Effect of news of layoffs is unclear here
'Black Tuesday' this week is expected to affect only GM's engineering staff.
LORDSTOWN -- Whether General Motors' anticipated white-collar firings this week will affect operations here is unclear.
GM told its engineering staff last week that all leaves have been canceled. Staff has been ordered to report for work Tuesday morning -- with company cars and keys.
Jim Graham, president of United Auto Workers Local 1112 here, said he is unsure how many engineers work at the Lordstown facility. He said the union has no official position on the white-collar cuts.
Instead, he said, it is focusing on the buyouts GM is proposing for hourly workers.

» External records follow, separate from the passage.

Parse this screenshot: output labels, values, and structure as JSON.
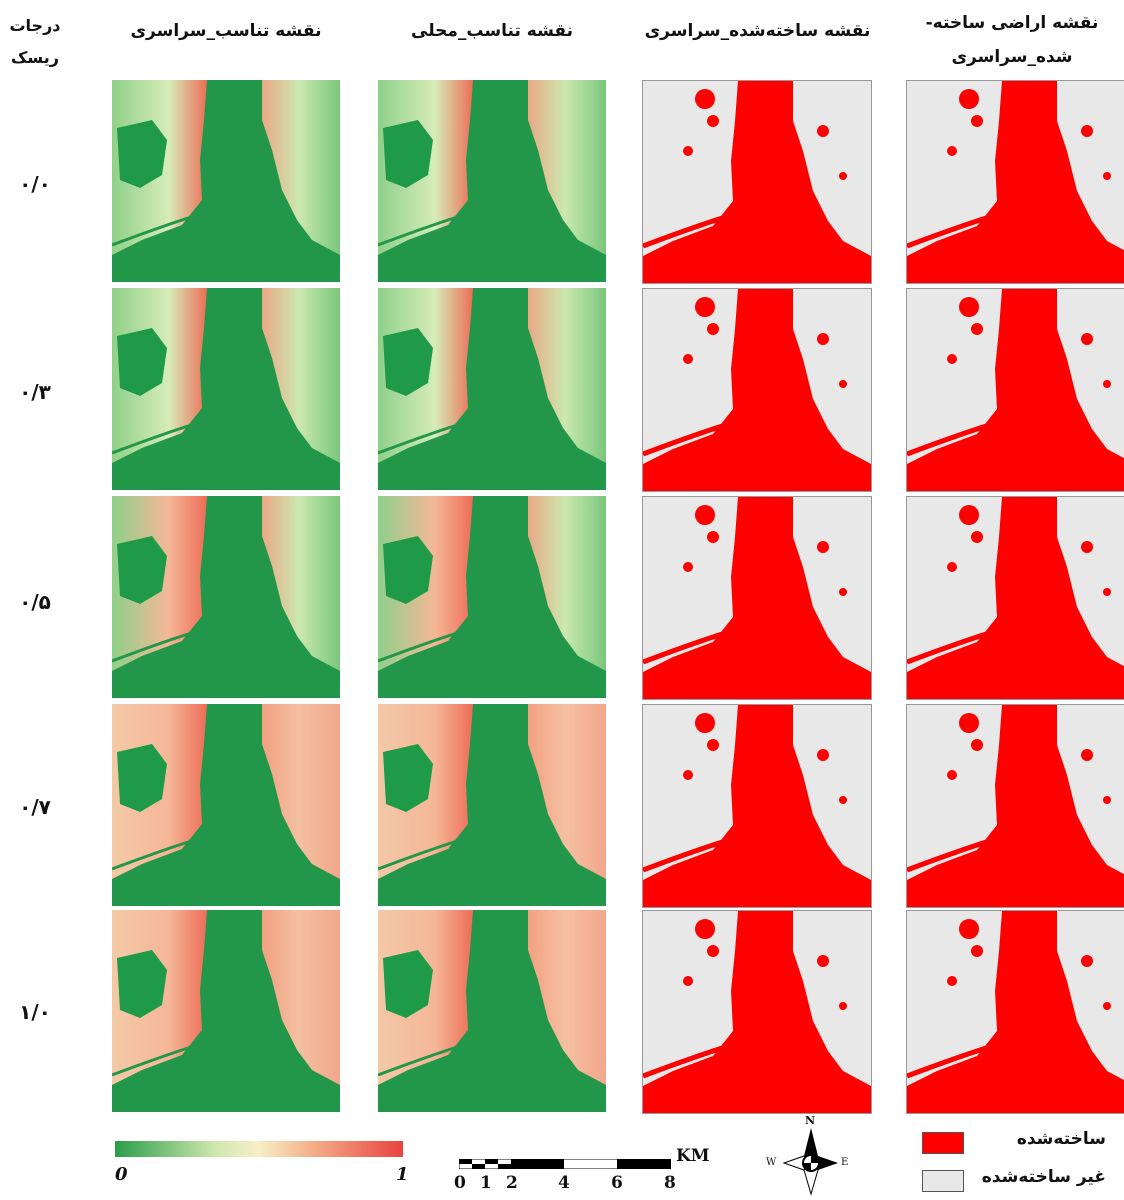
{
  "headers": {
    "risk_levels": "درجات ریسک",
    "global_suitability": "نقشه تناسب_سراسری",
    "local_suitability": "نقشه تناسب_محلی",
    "built_global": "نقشه ساخته‌شده_سراسری",
    "built_land_global": "نقشه اراضی ساخته-شده_سراسری"
  },
  "risk_levels": [
    "۰/۰",
    "۰/۳",
    "۰/۵",
    "۰/۷",
    "۱/۰"
  ],
  "color_ramp": {
    "min_label": "0",
    "max_label": "1",
    "low_color": "#2a9d48",
    "mid_color": "#f5f0c8",
    "high_color": "#e8433e"
  },
  "scale_bar": {
    "unit": "KM",
    "ticks": [
      "0",
      "1",
      "2",
      "4",
      "6",
      "8"
    ]
  },
  "north_arrow": {
    "n": "N",
    "w": "W",
    "e": "E"
  },
  "legend": {
    "built": {
      "label": "ساخته‌شده",
      "color": "#ff0000"
    },
    "not_built": {
      "label": "غیر ساخته‌شده",
      "color": "#e8e8e8"
    }
  }
}
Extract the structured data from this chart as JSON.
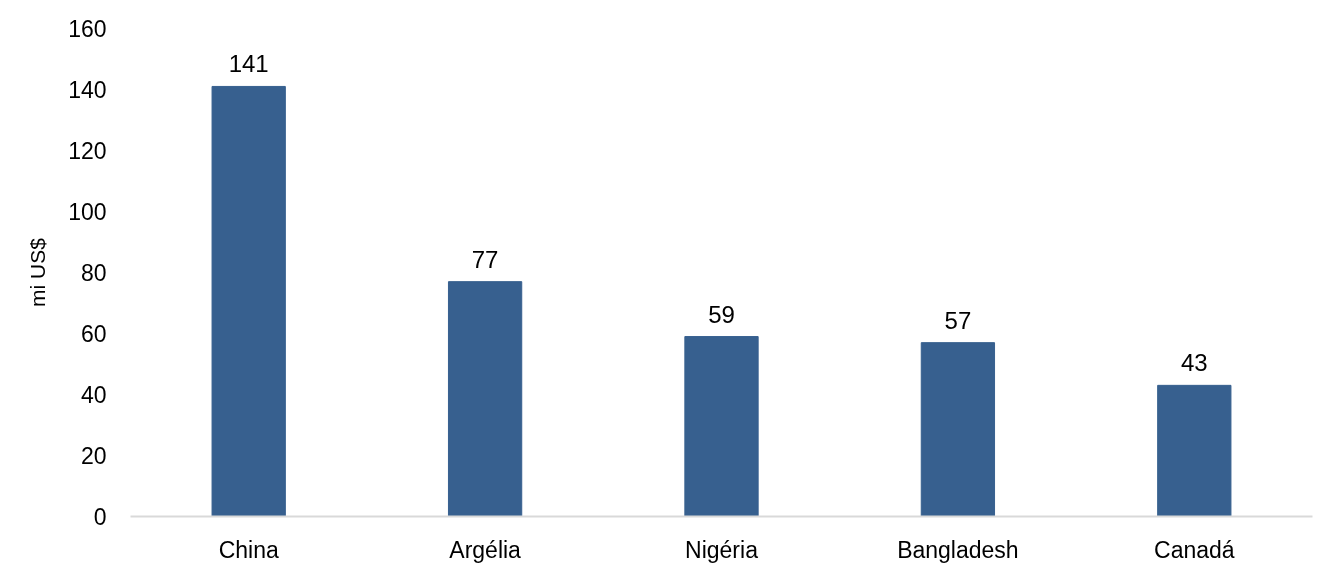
{
  "chart_data": {
    "type": "bar",
    "ylabel": "mi US$",
    "categories": [
      "China",
      "Argélia",
      "Nigéria",
      "Bangladesh",
      "Canadá"
    ],
    "values": [
      141,
      77,
      59,
      57,
      43
    ],
    "color": "#37608f",
    "ylim": [
      0,
      160
    ],
    "yticks": [
      0,
      20,
      40,
      60,
      80,
      100,
      120,
      140,
      160
    ],
    "grid": false,
    "data_labels": true
  }
}
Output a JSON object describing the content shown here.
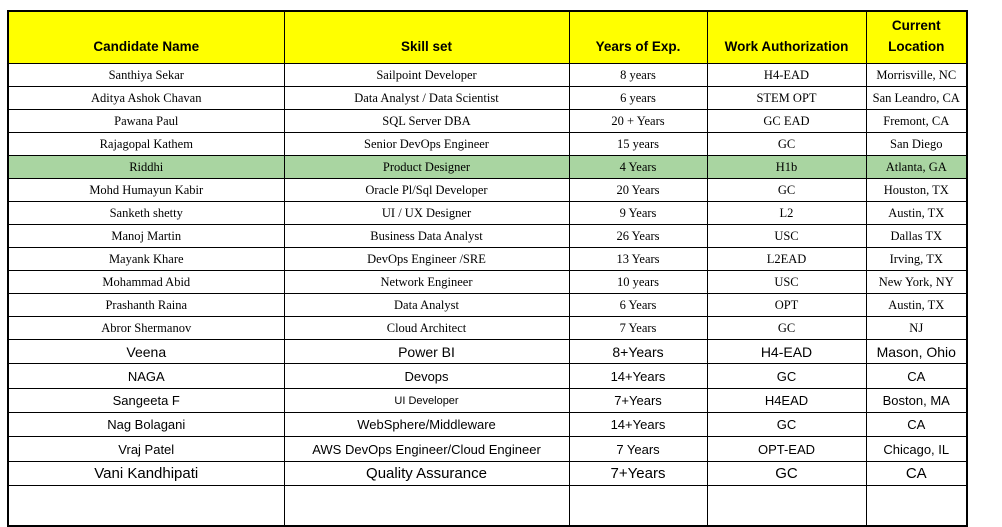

GM proposed the buyouts last week as part of its goal of cutting 30,000 jobs by 2008. It is offering 113,000 workers between $35,000 and $140,000.
Graham said union officials were traveling to Detroit today for updates on the buyouts, and while they are there, they may be informed about the white-collar cuts. So far, he said, there has been no official notification about those cuts from the company.
Officials at the Lordstown plant were unavailable Sunday to comment.
What insiders say
GM wouldn't comment on what will happen Tuesday, but insiders said only the engineering staff is affected -- for now. They also said cuts in other departments, including sales and marketing, would come later, perhaps as early as next month.
GM has about 36,000 salaried workers, including an unspecified number of contract workers. About 2,800 positions were cut in 2005, including 500 contract workers.
Since 2000, GM's salaried work force has dropped from 44,000 people, largely through retirement and attrition.
Analysts say the timing of white-collar reductions so soon after announcing the union buyouts is significant. It shows the United Auto Workers, which represents hourly workers, that the salaried work force is making sacrifices to return North American operations to profitability.
Only days ago, GM revised its loss for last year, kicking it up by $2 billion, to $10.6 billion.
GM Chairman Rick Wagoner said last November that part of the automaker's $7 billion restructuring costs included $1.5 billion to eliminate up to 7 percent of the salaried work force in 2006 through attrition and involuntary separation. He didn't set a timetable.
The engineering meeting, which is being referred to as "Black Tuesday," puts the white-collar job cuts in motion while the automaker consolidates engineering operations worldwide as part of its global strategy to cut costs by eliminating redundancy.
There's no word on how many of the hundreds of engineers will be pink-slipped as part of the 7-percent white-collar reduction.